I read these entries last night, while batteling my own urge to call an old friend and score some bud.
I have smoked and used drugs for fifteen years; the 6th of July will mark two months being drug free (I still enjoy up to two drinks (seperated by one hour of time) when needed). These days of my life are so much more different than the past, I feel like I am walking forward instead of backwards.
Last night was my most difficult point in the drug-free journay. I wanted to “burn one”, bullshit with old friends and then pass out on a random couch. This was my old pattern of habit.
On the other side, I want so much more out of life. Today, I am volunteering at a 5k run for kids, assisting with the decoration of their creative running costumes. I could not bear showing up with a hang-over and trying to be myself (true to me and to these kids).

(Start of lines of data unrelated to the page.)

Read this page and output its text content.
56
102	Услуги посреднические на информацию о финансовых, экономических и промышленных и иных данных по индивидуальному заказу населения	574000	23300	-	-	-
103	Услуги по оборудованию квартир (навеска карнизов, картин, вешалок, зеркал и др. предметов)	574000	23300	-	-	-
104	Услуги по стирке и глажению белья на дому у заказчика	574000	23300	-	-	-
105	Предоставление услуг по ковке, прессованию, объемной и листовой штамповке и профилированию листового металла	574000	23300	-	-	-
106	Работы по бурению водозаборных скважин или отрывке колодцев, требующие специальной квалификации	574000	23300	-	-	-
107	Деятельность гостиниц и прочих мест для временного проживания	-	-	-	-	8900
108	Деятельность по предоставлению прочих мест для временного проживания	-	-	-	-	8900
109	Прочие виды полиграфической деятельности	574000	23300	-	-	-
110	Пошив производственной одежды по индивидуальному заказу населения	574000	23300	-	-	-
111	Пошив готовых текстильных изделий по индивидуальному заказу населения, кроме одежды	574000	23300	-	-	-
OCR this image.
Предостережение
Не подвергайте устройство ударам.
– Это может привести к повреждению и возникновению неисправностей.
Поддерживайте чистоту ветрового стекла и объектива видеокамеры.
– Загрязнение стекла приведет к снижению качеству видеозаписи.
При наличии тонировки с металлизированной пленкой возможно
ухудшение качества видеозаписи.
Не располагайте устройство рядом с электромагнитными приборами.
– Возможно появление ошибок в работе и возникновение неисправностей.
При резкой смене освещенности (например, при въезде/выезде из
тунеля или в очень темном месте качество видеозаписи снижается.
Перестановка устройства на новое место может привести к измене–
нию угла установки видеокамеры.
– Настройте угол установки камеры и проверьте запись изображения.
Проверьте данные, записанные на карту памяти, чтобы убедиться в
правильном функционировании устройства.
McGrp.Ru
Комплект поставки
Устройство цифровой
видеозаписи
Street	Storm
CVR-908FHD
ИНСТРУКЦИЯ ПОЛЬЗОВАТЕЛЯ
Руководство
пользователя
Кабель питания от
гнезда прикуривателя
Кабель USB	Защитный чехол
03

By the way, I am always hung-over after smoking weed. I would/will smoke until everything is gone (out of guilt for buying more drugs), pass out with joints/pipes in hand, and then wake up, pissed-off that my girlfriend or anyone else hasn’t awoken me so that I could smoke more—a true marijuana induced stuper.
Allowing one hour to pass last night, sitting in my chair and feeling my emotions, AND reading through these entries really pushed me forward in a positive direction. I was able to call my girlfriend, drive over to her home and not to a dealer, eat and then sleep.